En 2022, le DATP a appuyé l’organisation de la première campagne de CPS. Cette stratégie consiste à administrer des médicaments contre le paludisme aux enfants entre trois et neuf mois très vulnérables à la maladie, pour prévenir ses formes les plus graves. Pendant la période de transmission, les ASC rencontrent 3 à 4 fois les familles pour distribuer les antipaludiques. Nous avons poursuivi ces campagnes en 2023 puis en 2024, dans 7 districts du pays. Depuis mon arrivée, nous veillons à ce que les ASC nous remontent les données du terrain, principalement via la plateforme nationale, le DHIS2, pour améliorer la préparation de ces campagnes, leur planification et leur réalisation. Les informations recueillies ont montré qu’après le premier passage des ASC – marqué par une forte affluence –, beaucoup de parents ne revenaient pas récupérer les médicaments. Or, il est crucial d’avoir un suivi régulier pour assurer l’efficacité de la CPS. Les données nous ont permis de cerner le problème et d’agir pour le résoudre. Nous sommes allés à la rencontre des familles, ménage par ménage, pour les sensibiliser et assurer le suivi du traitement. Nous avons également renforcé la communication. Des équipes mobiles ont été déployées pour toucher les habitants les plus éloignés. Un autre dysfonctionnement que nous avons relevé est le manque d’anticipation dans la gestion des ruptures de stock ; nous tentons d’y remédier grâce aux données dont nous disposons.

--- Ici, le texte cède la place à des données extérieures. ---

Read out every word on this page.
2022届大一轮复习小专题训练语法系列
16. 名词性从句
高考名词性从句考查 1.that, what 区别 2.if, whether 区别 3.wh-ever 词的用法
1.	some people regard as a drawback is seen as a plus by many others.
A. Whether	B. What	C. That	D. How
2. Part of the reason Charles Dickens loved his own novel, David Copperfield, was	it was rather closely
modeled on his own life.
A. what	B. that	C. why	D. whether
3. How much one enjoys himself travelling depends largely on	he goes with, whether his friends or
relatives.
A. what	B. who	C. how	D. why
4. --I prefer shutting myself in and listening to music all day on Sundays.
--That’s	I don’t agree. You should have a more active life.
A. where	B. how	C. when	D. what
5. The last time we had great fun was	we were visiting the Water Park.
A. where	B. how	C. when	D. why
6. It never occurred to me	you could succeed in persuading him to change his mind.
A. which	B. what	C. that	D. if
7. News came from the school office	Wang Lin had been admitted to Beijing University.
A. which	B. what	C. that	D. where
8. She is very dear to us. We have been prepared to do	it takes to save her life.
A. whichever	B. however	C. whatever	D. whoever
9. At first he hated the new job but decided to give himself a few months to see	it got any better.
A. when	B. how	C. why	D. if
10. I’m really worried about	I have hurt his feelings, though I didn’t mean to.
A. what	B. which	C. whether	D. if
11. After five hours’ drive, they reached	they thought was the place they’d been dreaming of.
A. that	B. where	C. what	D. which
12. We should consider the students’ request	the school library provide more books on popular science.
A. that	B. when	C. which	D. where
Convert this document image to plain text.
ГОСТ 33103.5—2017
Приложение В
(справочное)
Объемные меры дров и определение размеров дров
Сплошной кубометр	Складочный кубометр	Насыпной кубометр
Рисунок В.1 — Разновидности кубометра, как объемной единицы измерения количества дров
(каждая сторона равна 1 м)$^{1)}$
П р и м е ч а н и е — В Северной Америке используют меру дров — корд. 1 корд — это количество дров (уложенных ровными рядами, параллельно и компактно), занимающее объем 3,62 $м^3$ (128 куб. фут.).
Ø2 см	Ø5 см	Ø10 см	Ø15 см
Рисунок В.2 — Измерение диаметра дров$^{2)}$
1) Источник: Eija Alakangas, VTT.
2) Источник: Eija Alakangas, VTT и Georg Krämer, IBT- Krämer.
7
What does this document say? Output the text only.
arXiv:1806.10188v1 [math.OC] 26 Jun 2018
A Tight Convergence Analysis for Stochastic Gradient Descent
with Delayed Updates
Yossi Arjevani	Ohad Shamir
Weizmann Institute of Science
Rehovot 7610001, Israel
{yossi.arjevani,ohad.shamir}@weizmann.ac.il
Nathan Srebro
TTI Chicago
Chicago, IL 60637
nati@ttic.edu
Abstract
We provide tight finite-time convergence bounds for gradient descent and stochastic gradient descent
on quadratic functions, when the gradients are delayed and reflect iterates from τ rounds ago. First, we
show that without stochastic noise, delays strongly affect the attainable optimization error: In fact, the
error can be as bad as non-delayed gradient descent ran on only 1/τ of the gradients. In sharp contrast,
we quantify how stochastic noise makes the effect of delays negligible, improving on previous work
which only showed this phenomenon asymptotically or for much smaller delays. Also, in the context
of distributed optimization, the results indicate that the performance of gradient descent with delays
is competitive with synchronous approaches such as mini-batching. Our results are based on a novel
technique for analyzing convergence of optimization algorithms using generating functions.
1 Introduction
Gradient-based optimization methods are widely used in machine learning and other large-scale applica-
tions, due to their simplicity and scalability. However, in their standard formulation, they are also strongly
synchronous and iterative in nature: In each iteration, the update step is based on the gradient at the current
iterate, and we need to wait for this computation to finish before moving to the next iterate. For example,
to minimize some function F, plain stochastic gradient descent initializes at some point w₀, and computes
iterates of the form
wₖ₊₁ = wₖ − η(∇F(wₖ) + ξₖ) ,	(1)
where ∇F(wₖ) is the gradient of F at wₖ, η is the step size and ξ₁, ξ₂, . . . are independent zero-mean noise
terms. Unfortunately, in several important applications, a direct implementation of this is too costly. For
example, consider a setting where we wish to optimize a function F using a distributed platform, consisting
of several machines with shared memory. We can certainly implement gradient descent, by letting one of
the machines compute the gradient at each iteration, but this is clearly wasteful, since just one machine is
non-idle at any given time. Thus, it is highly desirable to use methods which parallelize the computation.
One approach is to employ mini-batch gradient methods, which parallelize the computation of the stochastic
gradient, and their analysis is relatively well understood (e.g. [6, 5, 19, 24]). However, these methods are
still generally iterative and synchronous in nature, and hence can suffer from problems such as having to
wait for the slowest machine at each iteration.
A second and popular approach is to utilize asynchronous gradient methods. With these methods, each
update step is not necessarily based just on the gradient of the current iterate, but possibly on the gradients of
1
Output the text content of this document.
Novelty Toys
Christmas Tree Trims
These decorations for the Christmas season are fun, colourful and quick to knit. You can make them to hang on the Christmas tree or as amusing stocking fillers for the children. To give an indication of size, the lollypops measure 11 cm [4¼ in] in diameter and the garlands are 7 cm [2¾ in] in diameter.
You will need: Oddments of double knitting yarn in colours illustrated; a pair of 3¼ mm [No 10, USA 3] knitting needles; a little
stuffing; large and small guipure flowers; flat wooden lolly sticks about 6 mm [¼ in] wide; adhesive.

Un autre pan de notre action concerne la distribution de moustiquaires imprégnées d’insecticides à longue durée d’action. Une distribution d’envergure a été organisée en 2023 dans huit régions endémiques du Sud et du Sud-Est – la prochaine aura lieu en 2026. Cette dernière campagne a été organisée par les agences onusiennes, notamment le Programme des Nations unies pour le développement (PNUD). Nous les avons appuyées depuis la phase pré-analytique jusqu’à la mise en œuvre. Pendant dix jours, nous avons estimé le nombre de personnes vivant dans les ménages, avant la distribution, qui a elle-même duré quatre jours. Chaque personne s’est présentée ensuite avec un bon où sont indiqués son nom et le nombre de moustiquaires. Des agents de santé sensibilisaient à leur utilisation. Plus d’un million et demi de moustiquaires ont été ainsi distribuées sur des sites pré-identifiés. Ces différentes actions mises en œuvre par le DATP permettent de renforcer le système de santé mauritanien et d’accélérer la lutte contre le paludisme.